Ich habe ihr dann gesagt, dass ich es wieder selbst in die Hand nehmen muss. Sie war aber schon darauf vorbereitet, da ich ihr zuvor mitgeteilt hatte, dass ich generell Schwierigkeiten habe, beim Oralsex oder Vaginalverkehr zum Höhepunkt zu kommen. Das nimmt mir immer etwas Druck beim Sex und ermöglicht es den Frauen, sich besser darauf einzustellen.
Nachdem wir das Kondom entsorgt hatten, begann sie damit, meine Hoden und den Damm zu lecken.
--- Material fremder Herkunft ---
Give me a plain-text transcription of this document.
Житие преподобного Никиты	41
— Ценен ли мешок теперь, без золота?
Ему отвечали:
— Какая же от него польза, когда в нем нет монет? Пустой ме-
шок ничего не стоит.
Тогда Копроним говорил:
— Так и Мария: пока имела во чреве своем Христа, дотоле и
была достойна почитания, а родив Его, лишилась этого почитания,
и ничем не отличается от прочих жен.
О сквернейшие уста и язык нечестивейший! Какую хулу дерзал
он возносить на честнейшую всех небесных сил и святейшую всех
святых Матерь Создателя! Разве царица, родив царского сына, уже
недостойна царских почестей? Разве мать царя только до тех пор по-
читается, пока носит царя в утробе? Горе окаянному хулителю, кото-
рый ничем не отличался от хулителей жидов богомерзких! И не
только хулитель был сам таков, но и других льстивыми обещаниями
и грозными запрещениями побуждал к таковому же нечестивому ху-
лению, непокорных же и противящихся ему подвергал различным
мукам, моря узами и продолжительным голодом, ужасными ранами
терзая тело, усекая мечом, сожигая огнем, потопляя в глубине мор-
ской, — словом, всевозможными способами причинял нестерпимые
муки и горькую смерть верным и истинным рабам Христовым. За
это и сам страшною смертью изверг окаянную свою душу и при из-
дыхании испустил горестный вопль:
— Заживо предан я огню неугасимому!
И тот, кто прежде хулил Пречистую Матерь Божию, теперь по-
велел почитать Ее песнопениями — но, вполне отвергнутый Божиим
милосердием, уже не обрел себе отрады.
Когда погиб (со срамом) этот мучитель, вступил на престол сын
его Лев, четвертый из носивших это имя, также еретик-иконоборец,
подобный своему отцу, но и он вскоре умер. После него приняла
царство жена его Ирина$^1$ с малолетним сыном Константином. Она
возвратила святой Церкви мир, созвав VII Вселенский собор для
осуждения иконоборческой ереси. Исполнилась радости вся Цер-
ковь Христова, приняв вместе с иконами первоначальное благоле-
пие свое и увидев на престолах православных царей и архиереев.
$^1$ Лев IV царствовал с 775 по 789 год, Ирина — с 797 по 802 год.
Gleichzeitig massierte sie meine Brustwarzen, während ich mich selbst befriedigte. Es dauerte dann auch nicht lange, bis ich zum Höhepunkt kam.
Es war wieder ein fantastisches Erlebnis. Die einzigartige Zimmereinrichtung hat dem Ganzen die perfekte Note verliehen.
Die Stunde war fast vorbei, und ohne selbst Hand anzulegen, wäre es zeitlich schwierig geworden, falls die Short Time im La Poste ebenfalls auf nur eine Stunde begrenzt ist, was ich vorher nicht erfragt hatte.
Anschließend duschten wir noch einmal zusammen. Da ich vergessen hatte, vorher nach dem Preis zu fragen, erkundigte ich mich, wie viel sie für ihre Dienste bekommt. Sie nannte mir 1000 Baht. Da mir der Service erneut sehr gut gefallen hatte und ich andernorts schon deutlich mehr für schlechtere Leistungen bezahlt hatte, gab ich ihr 1500 Baht.
Wir setzten uns dann wieder an die Bar und sprachen über alles Mögliche, was sie gerne in ihrer Freizeit macht und solche Dinge. Wie zu erwarten, spielt das Handy und TikTok eine große Rolle in ihrer Freizeitgestaltung, außerdem mag sie ausländische Action- und Fantasyfilme.
Was mir bisher positiv aufgefallen ist, ist dass sie, während sie sich um mich kümmerte, nicht einmal auf ihr Handy geschaut hat. In der Soi 6 ist das ja bei den jüngeren Mädels gang und gäbe, dass die ständig auf ihr Handy schauen müssen.
Ich konnte später noch live miterleben, warum die La Poste Bar als besonders verrucht gilt. Ein gast ließ sich direkt an der Theke einen blasen. Es war beeindruckend, wie schnell er dabei zum Höhepunkt kam.
Da ich bis kurz nach Mitternacht im La Poste (es schließt um 0 Uhr) geblieben war, war die Ausgangstür bereits verschlossen. Joy öffnete sie für mich und gab mir noch einen Abschiedskuss, bevor ich mich auf den Heimweg machte.
Insgesamt war es wieder ein wunderbarer Abend, klar die Schauwerte sind in anderen Clubs höher aber ich hab mich hier erneut sehr wohl gefühlt.